50. Ночной разговор с евреем
И все же беседа, пересказанная Лунардо, свидетельствует, что Меноккио своим внешним послушанием по отношению к законам и установлениям церкви лишь маскировал несгибаемую верность прежним идеям. Примерно в тот же период времени некий Симон, крещеный еврей, просивший подаяния Христа ради, забрел в Монтереале и оказался в доме у Меноккио. Хозяин и гость ночь напролет проговорили о религии. Меноккио говорил «страшные вещи о вере»: что евангелие было написано попами и монахами, потому что «им делать нечего», что мадонна прежде, чем выйти замуж за Иосифа, «родила двух других детей, и поэтому св. Иосиф не хотел на ней жениться». Это в сущности те же темы, которые Меноккио обсуждал с Лунардо в Удине: критика духовенства с его паразитизмом, неверие в евангелие, отрицание божественности Христа.
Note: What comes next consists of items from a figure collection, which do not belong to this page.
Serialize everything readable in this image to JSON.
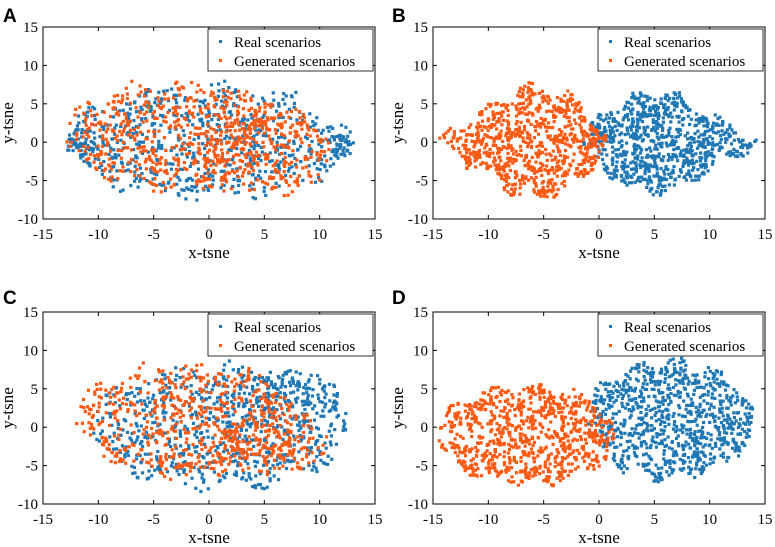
{
  "colors": {
    "real": "#1f77b4",
    "generated": "#ff5a14",
    "axis": "#000000",
    "background": "#ffffff"
  },
  "chart_data": [
    {
      "panel": "A",
      "type": "scatter",
      "xlabel": "x-tsne",
      "ylabel": "y-tsne",
      "xlim": [
        -15,
        15
      ],
      "ylim": [
        -10,
        15
      ],
      "xticks": [
        -15,
        -10,
        -5,
        0,
        5,
        10,
        15
      ],
      "yticks": [
        -10,
        -5,
        0,
        5,
        10,
        15
      ],
      "legend": "top-right",
      "legend_marker": "dot",
      "series": [
        {
          "name": "Real scenarios",
          "color": "#1f77b4",
          "clusters": [
            {
              "center": [
                0,
                0
              ],
              "rx": 12.8,
              "ry": 7.2,
              "n": 650
            },
            {
              "center": [
                -11.5,
                0
              ],
              "rx": 1.3,
              "ry": 1.8,
              "n": 40
            },
            {
              "center": [
                11.8,
                -0.5
              ],
              "rx": 1.3,
              "ry": 1.5,
              "n": 40
            }
          ]
        },
        {
          "name": "Generated scenarios",
          "color": "#ff5a14",
          "clusters": [
            {
              "center": [
                -3,
                1
              ],
              "rx": 10,
              "ry": 6.8,
              "n": 520
            },
            {
              "center": [
                5,
                -1
              ],
              "rx": 6,
              "ry": 6,
              "n": 260
            }
          ]
        }
      ]
    },
    {
      "panel": "B",
      "type": "scatter",
      "xlabel": "x-tsne",
      "ylabel": "y-tsne",
      "xlim": [
        -15,
        15
      ],
      "ylim": [
        -10,
        15
      ],
      "xticks": [
        -15,
        -10,
        -5,
        0,
        5,
        10,
        15
      ],
      "yticks": [
        -10,
        -5,
        0,
        5,
        10,
        15
      ],
      "legend": "top-right",
      "legend_marker": "dot",
      "series": [
        {
          "name": "Real scenarios",
          "color": "#1f77b4",
          "clusters": [
            {
              "center": [
                6.5,
                0
              ],
              "rx": 8,
              "ry": 6.3,
              "shape": "lens-right",
              "n": 800
            }
          ]
        },
        {
          "name": "Generated scenarios",
          "color": "#ff5a14",
          "clusters": [
            {
              "center": [
                -7,
                0
              ],
              "rx": 7.8,
              "ry": 7,
              "shape": "lens-left",
              "n": 800
            }
          ]
        }
      ]
    },
    {
      "panel": "C",
      "type": "scatter",
      "xlabel": "x-tsne",
      "ylabel": "y-tsne",
      "xlim": [
        -15,
        15
      ],
      "ylim": [
        -10,
        15
      ],
      "xticks": [
        -15,
        -10,
        -5,
        0,
        5,
        10,
        15
      ],
      "yticks": [
        -10,
        -5,
        0,
        5,
        10,
        15
      ],
      "legend": "top-right",
      "legend_marker": "dot",
      "series": [
        {
          "name": "Real scenarios",
          "color": "#1f77b4",
          "clusters": [
            {
              "center": [
                1,
                0
              ],
              "rx": 11.5,
              "ry": 7.8,
              "n": 700
            },
            {
              "center": [
                7,
                4
              ],
              "rx": 5,
              "ry": 3.5,
              "n": 120
            }
          ]
        },
        {
          "name": "Generated scenarios",
          "color": "#ff5a14",
          "clusters": [
            {
              "center": [
                -2,
                1
              ],
              "rx": 10,
              "ry": 7.2,
              "n": 550
            },
            {
              "center": [
                6,
                -2
              ],
              "rx": 5,
              "ry": 4,
              "n": 150
            }
          ]
        }
      ]
    },
    {
      "panel": "D",
      "type": "scatter",
      "xlabel": "x-tsne",
      "ylabel": "y-tsne",
      "xlim": [
        -15,
        15
      ],
      "ylim": [
        -10,
        15
      ],
      "xticks": [
        -15,
        -10,
        -5,
        0,
        5,
        10,
        15
      ],
      "yticks": [
        -10,
        -5,
        0,
        5,
        10,
        15
      ],
      "legend": "top-right",
      "legend_marker": "dot",
      "series": [
        {
          "name": "Real scenarios",
          "color": "#1f77b4",
          "clusters": [
            {
              "center": [
                6.5,
                1
              ],
              "rx": 7.5,
              "ry": 7.5,
              "shape": "blob",
              "n": 850
            }
          ]
        },
        {
          "name": "Generated scenarios",
          "color": "#ff5a14",
          "clusters": [
            {
              "center": [
                -6.5,
                -1
              ],
              "rx": 8,
              "ry": 6.2,
              "shape": "blob",
              "n": 800
            }
          ]
        }
      ]
    }
  ]
}
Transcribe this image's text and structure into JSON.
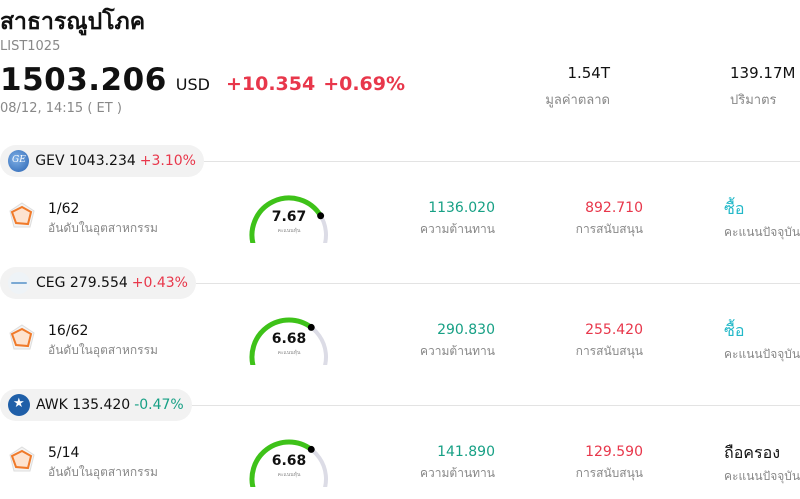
{
  "header": {
    "title": "สาธารณูปโภค",
    "code": "LIST1025",
    "price": "1503.206",
    "currency": "USD",
    "change": "+10.354",
    "change_pct": "+0.69%",
    "timestamp": "08/12, 14:15  ( ET )"
  },
  "stats": {
    "market_cap": {
      "value": "1.54T",
      "label": "มูลค่าตลาด"
    },
    "volume": {
      "value": "139.17M",
      "label": "ปริมาตร"
    }
  },
  "colors": {
    "up": "#e8374b",
    "down": "#17a085",
    "buy": "#22b8c8",
    "gauge_green": "#3ec219",
    "gauge_track": "#dcdce6"
  },
  "stocks": [
    {
      "ticker_line": "GEV 1043.234",
      "change": "+3.10%",
      "direction": "up",
      "logo_icon": "ge-logo-icon",
      "rank": "1/62",
      "rank_label": "อันดับในอุตสาหกรรม",
      "score": "7.67",
      "score_fraction": 0.767,
      "score_label": "คะแนนหุ้น",
      "resistance": "1136.020",
      "resistance_label": "ความต้านทาน",
      "support": "892.710",
      "support_label": "การสนับสนุน",
      "rating": "ซื้อ",
      "rating_type": "buy",
      "rating_label": "คะแนนปัจจุบัน"
    },
    {
      "ticker_line": "CEG 279.554",
      "change": "+0.43%",
      "direction": "up",
      "logo_icon": "constellation-logo-icon",
      "rank": "16/62",
      "rank_label": "อันดับในอุตสาหกรรม",
      "score": "6.68",
      "score_fraction": 0.668,
      "score_label": "คะแนนหุ้น",
      "resistance": "290.830",
      "resistance_label": "ความต้านทาน",
      "support": "255.420",
      "support_label": "การสนับสนุน",
      "rating": "ซื้อ",
      "rating_type": "buy",
      "rating_label": "คะแนนปัจจุบัน"
    },
    {
      "ticker_line": "AWK 135.420",
      "change": "-0.47%",
      "direction": "down",
      "logo_icon": "american-water-logo-icon",
      "rank": "5/14",
      "rank_label": "อันดับในอุตสาหกรรม",
      "score": "6.68",
      "score_fraction": 0.668,
      "score_label": "คะแนนหุ้น",
      "resistance": "141.890",
      "resistance_label": "ความต้านทาน",
      "support": "129.590",
      "support_label": "การสนับสนุน",
      "rating": "ถือครอง",
      "rating_type": "hold",
      "rating_label": "คะแนนปัจจุบัน"
    }
  ]
}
Кроме того, он упоминал этой ночью о «прекраснейшей книге», которой, к несчастью, лишился: Симон решил, что речь идет о Коране.
Может быть, в основе интереса Меноккио, как и других еретиков того времени166, к Корану лежит несогласие с основными догматами христианства и, в первую очередь, с догматом о троице. К сожалению, свидетельство Симона не вполне надежно и, к тому же, нам неизвестно, что именно Меноккио почерпнул в этой загадочной «прекраснейшей книге». Ясно одно: он был уверен, что его еретические убеждения рано или поздно станут известны властям. «Он знал, что из-за них он умрет», и сказал об этом Симону. Бежать он не хотел: его кум, Даниэле Биазио, пятнадцать лет назад поручился за него перед инквизицией. «Иначе я бы бежал в Женеву». В общем, он решил не покидать Монтереале. Его часто посещали мысли о смерти: «когда он умрет, лютеране про это прознают и заберут его кости».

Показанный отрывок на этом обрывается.